Prof. Dr. Eckart Goebel

Arbeitsbereich A: Balance der Kommunikation

Guido Zurstiege (Medienwissenschaft)

Die Stille mediatisierter Gesellschaften

Es gab zu allen Zeiten Gesellschaften, die im Verdacht standen, Epochen des gesteigerten Lärms zu sein. Und umgekehrt hat es in nahezu allen Epochen philosophische, mystische, romantische, kämpferische Stille-Diskurse gegeben. Mediatisierte Gesellschaften des 21. Jahrhunderts rechtfertigen den Verdacht laut zu sein unzweifelhaft in besonderer Weise. Kommunikation, Austausch, Gezwitscher, Getuschel und Getöse sind omnipräsent. Digitaler Stress, Leben in der Echo-Kammer, Tyrannei der Sozialität, teilnehmende Überwachung, Information-Overload, Aufmerksamkeitsdefizit und Hyperaktivität – dies alles sind Symptome einer Gesellschaft, in der jeder permanent auf Empfang ist.

Arbeitsbereich A leistet einen Beitrag zur Erforschung dieser Symptome mediatisierter Gesellschaften. Es erbringt diesen Beitrag jedoch ex contrario durch die systematische Hinwendung zu einem komplementären, in den meisten Forschungsdiskursen strikt ausgeblendeten Phänomen: der Stille. Dieser Zugang über die Kehrseite der Phänomene mediatisierter Gesellschaften hat Vorteile, die mit der Art und Weise zusammenhängen, wie Mediatisierung sich vollzieht.

Mediatisierung bedeutet zunächst, dass "Medienlogiken" immer mehr Raum greifen.
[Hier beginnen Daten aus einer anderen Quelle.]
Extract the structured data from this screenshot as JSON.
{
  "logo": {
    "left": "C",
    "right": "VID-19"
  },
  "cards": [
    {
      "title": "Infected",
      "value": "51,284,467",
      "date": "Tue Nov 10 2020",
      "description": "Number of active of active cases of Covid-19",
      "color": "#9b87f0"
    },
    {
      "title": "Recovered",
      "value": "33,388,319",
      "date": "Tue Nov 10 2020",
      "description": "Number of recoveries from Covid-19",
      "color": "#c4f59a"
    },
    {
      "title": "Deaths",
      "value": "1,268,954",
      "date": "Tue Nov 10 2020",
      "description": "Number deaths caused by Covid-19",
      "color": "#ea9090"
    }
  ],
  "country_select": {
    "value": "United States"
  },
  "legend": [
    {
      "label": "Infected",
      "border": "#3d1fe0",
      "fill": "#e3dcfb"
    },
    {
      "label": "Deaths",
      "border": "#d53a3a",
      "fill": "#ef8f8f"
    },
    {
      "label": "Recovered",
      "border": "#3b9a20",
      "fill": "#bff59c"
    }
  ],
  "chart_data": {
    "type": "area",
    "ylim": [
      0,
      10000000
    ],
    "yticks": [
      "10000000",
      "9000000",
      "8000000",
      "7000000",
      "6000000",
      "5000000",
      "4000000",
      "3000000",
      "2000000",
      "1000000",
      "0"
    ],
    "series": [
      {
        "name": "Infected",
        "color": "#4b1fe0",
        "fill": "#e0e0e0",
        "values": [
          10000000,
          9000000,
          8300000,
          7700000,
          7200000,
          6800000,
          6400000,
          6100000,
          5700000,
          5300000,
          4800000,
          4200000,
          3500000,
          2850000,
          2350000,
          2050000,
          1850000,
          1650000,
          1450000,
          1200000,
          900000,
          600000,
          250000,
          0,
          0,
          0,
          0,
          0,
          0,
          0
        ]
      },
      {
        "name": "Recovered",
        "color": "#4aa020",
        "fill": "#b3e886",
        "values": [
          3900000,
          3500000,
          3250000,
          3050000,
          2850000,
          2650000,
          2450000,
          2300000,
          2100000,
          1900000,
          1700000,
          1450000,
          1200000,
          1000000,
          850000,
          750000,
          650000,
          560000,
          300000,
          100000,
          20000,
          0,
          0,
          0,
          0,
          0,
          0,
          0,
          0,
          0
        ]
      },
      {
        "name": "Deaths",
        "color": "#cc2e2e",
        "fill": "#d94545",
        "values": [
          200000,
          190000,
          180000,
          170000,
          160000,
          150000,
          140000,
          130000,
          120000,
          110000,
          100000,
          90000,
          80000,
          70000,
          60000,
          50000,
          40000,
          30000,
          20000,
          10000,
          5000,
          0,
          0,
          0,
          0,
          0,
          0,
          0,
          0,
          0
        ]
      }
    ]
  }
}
Der Prozess der Mediatisierung vollzieht sich dabei als "Wahrnehmungsdisziplinierung" in zwei sich teilweise überlagernden Wellen, nämlich als Normierung sowie als Normalisierung des Medienhandelns. Im Zuge der voranschreitenden Mediatisierung geht Medienhandeln daher immer stärker in einem gleichsam natürlichen Rahmen auf und wird damit immer schwerer zu beobachten. Umgekehrt erfahren Stille und Medienverzicht eine enorme Aufwertung als Indikatoren für die Beobachtung des gegenläufigen Hauptstroms der gesellschaftlichen Entwicklung. Gerade dort, wo auf Kommunikation und Mediennutzung verzichtet wird, lassen sich jene Abwägungsprozesse zwischen Reden und Schweigen, Teilnahme und Verzicht klar beobachten, die in Zeiten der "Hyperkommunikation" aller mit allen im Hintergrund jeder Mediennutzung ablaufen. Wie verändert die Ubiquität medienvermittelter Kommunikation das Gespür für sowie die Funktion von Stille in unterschiedlichen lebensweltlichen Zusammenhängen? Welche Rolle spielen Medienverweigerung und Medienverzicht in einer Zeit der voranschreitenden Mediatisierung? Dies sind zentrale Fragen des Arbeitsbereichs A.